Parfois on écoutait – mais qui croire ? Qui suivre ?

Le plus simple pour tous était de laisser vivre.

Un jour tout s’arrêta.

Un grain de sable – ou plus petit encore – ouvrit

Une parenthèse. Un répit. Un nouveau pas.

On prit du temps, je crois. On écouta, on vit,

On prit du temps : pour soi. Pas tout le monde hélas.

Car blouses blanches, routiers, livreuses, caissiers

Continuaient à nourrir, transporter… et sauver.

Les autres attendaient chez eux que le temps passe.

Ceux-là réfléchissaient à ce qu’ils avaient fait.

Nombreux étaient les gens qui, comme avant, voulaient

Parenthèse fermée, reprendre l’ascension !

Ils s’agrippaient aux rêves d’anciennes visions.

D’autres méditaient plus, pensaient, imaginaient

Un Après plus tardif, plus sage, plus serein.
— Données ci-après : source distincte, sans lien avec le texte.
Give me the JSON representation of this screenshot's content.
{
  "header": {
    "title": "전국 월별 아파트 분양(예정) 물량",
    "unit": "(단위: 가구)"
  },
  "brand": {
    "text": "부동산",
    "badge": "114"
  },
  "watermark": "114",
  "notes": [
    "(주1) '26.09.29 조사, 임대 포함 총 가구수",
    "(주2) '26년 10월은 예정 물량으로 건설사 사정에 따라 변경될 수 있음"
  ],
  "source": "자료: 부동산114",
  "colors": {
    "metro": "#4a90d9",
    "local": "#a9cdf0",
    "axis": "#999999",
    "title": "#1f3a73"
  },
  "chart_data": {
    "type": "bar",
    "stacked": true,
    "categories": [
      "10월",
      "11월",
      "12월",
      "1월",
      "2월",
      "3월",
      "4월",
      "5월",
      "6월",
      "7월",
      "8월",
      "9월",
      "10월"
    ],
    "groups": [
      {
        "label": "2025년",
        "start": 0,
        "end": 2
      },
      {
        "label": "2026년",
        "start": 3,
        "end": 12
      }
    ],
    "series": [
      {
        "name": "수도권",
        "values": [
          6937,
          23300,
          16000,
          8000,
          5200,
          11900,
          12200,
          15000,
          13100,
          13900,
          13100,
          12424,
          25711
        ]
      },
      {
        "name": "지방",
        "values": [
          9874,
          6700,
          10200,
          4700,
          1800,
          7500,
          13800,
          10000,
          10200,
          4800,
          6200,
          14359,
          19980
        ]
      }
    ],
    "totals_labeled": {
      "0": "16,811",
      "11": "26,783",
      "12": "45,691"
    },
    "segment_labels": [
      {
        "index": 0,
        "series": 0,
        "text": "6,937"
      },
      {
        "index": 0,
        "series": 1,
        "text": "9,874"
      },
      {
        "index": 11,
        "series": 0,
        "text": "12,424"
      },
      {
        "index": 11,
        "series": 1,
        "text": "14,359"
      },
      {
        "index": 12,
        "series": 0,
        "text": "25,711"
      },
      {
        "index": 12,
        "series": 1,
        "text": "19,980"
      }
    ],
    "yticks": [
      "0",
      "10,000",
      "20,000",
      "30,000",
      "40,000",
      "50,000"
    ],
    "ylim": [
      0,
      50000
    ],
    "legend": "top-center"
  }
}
Ils espéraient qu’un jour proche on ressorte enfin,

Cœur léger, esprit frais.

Un jour, tout repartit.

Et l’on se demanda si l’on avait appris

De nos fautes passées, des crises répétées.

A contrecœur toujours, on allait travailler.

On n’avait pas construit de nouvelle machine,

Alors on relança la seule qu’on avait.

Mais on en avait marre de courber l’échine

D’entendre qu’on devait, de croire qu’il fallait,

Car on avait appris à se retenir droit,

Et qu’on n’a pas besoin de bien plus grand que soi.

Oui, on avait appris les noms des fleurs, des joies,

On avait retenu les saveurs du temps long ;

Une page aussi lourde ne se tourne pas

D’un discours bleu, blanc, rouge, ou d’un coup de menton :

Notre histoire commune devait intégrer

Ces leçons confinées à différents degrés.

Alors les crêtes élevées de ces montagnes,

Qui longtemps autrefois dominaient les campagnes,

Paraissaient bien moins hautes que nos idéaux,

Moins nécessaires et vitales que nos champs ;

Laissaient passer le vent d’un calme changement,

Ainsi que le soleil et le chant des oiseaux.